第63話 予定は延ばさない

「お酒~、ビール~、みりん~」


 朝食を終えてアルが片付けをしていたら、アカツキが歌うように呟きながら水晶に手を翳していた。


『何をやっているんだ、こいつ』

「なんだろうね。……あ、もしかして、新たな作物を創っているのかな」

『なに?』


 遠巻きにアカツキを眺めながらブランと話す。アカツキは作業に集中しているようなので、邪魔しないように気を付けた。


「よし、で~きた!」

「何がですか?」

「お!? 気になります? じゃあ、アルさんの森に行きましょう!」


 いつの間にやら、第一層の森は【アルの森】と呼ばれるようになっていた。

 アカツキがその森に新たな作物を創ったようなので、気になったのでついていくことにする。

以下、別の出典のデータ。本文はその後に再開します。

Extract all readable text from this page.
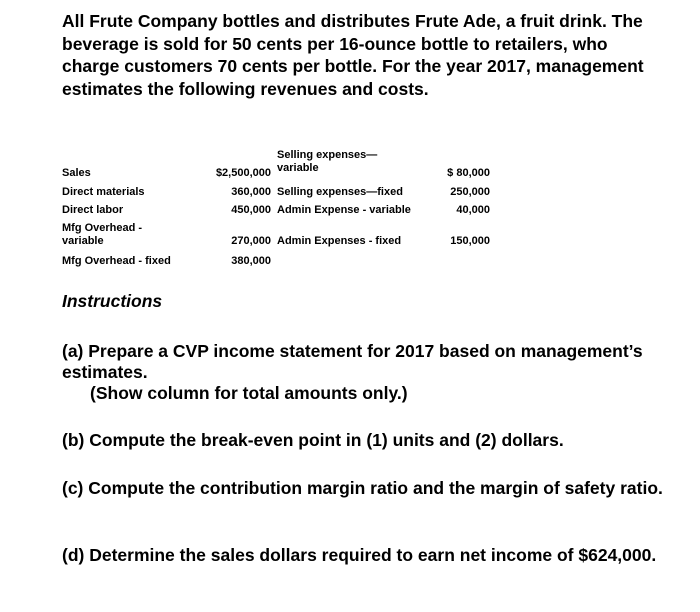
All Frute Company bottles and distributes Frute Ade, a fruit drink. The beverage is sold for 50 cents per 16-ounce bottle to retailers, who charge customers 70 cents per bottle. For the year 2017, management estimates the following revenues and costs.

Sales
Direct materials
Direct labor
Mfg Overhead -
variable
Mfg Overhead - fixed
$2,500,000
360,000
450,000
270,000
380,000
Selling expenses—
variable
Selling expenses—fixed
Admin Expense - variable
Admin Expenses - fixed
$ 80,000
250,000
40,000
150,000

Instructions

(a) Prepare a CVP income statement for 2017 based on management’s estimates.
(Show column for total amounts only.)

(b) Compute the break-even point in (1) units and (2) dollars.

(c) Compute the contribution margin ratio and the margin of safety ratio.

(d) Determine the sales dollars required to earn net income of $624,000.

 既に慣れた道のりを歩き森に行くと、スライムたちがぽよんと跳ねて近づいてきた。この森が出来て以来、このスライムたちはこの森を住み処にしているようだ。


「おはよう、スライム」

『……ぉ……ょ……』

「あれ、今、ブラン何か言った?」

『何も言っとらんぞ』


 微かな声が聞こえた気がしてブランに聞くと、面倒臭そうに返された。肩に乗っていたブランがヒョイと跳びおりて、スライムの横へと歩く。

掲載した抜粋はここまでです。